Aspirations play a vital role in shaping young people’s life choices, particularly when it comes to making decisions about education and jobs. However, youth employment programmes – which seek to provide young people with the skills and opportunities needed to secure employment and achieve higher living standards – rarely take young people’s aspirations into account.
This research published by the Youth Forward Learning Partnership explores the aspirations of young people in rural and urban Ghana, to understand their aspirations and how they are formed, and what this means for youth employment programming and policy.
Complementing this research is the Constructing Futures project, a youth-focused participatory photography project exploring the aspirations of young people working in Ghana's construction sector.
Constructing Futures involved training 10 young Ghanaians in documentary photography so that they could use photos to share their personal experiences of learning a trade in construction. The photos and accompanying case studies and digital stories provide an insight into their motivations for joining the sector, the challenges they have faced accessing training and during work, and their hopes for the future.

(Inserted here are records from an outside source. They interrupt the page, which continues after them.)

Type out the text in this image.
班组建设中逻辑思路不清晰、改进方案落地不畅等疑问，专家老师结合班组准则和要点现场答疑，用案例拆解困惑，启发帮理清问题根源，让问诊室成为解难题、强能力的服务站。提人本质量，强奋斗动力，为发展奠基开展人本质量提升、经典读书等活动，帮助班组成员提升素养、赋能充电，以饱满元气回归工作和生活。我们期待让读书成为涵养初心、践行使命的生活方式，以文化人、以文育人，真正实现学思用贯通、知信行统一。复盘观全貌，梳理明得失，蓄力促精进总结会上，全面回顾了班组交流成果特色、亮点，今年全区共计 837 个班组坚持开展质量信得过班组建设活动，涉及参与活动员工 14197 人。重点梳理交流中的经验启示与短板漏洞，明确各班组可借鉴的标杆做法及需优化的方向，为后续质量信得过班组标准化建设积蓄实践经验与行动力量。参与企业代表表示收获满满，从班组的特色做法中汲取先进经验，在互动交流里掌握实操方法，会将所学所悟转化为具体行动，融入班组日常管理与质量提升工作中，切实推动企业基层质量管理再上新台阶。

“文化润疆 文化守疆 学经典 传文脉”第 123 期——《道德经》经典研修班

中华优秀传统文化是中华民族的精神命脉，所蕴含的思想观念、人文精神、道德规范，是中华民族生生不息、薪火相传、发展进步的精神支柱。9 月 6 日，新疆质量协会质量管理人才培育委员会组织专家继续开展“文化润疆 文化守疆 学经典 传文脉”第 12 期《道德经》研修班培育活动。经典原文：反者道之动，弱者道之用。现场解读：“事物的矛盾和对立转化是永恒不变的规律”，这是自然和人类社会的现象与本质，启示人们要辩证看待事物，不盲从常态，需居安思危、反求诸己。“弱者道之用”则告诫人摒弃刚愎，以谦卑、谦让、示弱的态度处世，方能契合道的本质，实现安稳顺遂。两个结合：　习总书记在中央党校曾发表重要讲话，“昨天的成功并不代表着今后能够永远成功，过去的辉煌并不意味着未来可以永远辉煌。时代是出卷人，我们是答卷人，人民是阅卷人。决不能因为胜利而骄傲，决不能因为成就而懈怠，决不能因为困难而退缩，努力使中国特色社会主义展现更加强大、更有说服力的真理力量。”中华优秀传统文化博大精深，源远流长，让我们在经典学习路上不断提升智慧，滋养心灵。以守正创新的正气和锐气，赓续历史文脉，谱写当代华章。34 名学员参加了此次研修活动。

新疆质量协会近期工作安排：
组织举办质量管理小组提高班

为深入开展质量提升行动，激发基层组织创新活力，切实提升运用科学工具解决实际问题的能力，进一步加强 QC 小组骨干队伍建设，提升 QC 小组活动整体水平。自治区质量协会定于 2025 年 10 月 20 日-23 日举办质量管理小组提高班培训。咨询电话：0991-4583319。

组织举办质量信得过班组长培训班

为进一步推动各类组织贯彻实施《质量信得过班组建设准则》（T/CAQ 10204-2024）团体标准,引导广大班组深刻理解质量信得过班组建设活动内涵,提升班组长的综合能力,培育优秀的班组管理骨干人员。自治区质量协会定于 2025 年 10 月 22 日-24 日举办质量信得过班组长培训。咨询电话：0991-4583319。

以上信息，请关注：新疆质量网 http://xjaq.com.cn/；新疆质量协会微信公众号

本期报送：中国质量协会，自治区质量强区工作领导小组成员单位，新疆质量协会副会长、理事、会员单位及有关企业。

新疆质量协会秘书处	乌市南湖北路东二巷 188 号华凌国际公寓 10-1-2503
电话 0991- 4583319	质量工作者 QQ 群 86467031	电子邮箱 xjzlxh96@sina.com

A selection of photographs taken by the participants can be found on ODI's Flickr gallery. Narrated photo stories for five of the participants can be found on ODI's YouTube channel and case studies for four of the participants can be found below. Both the research and Constructing Futures outputs will inform the design and implementation of policies and programmes that affect the livelihoods of young Ghanaians.
Constructing Futures was carried out in collaboration with PhotoVoice, a UK-based organisation that specialises in participatory photography projects for social change. Participants were selected from YIEDIE, a five-year project implemented by Global Communities in partnership with the Mastercard Foundation and part of the Youth Forward Initiative, that seeks to create economic opportunities for disadvantaged youth in Ghana's construction sector.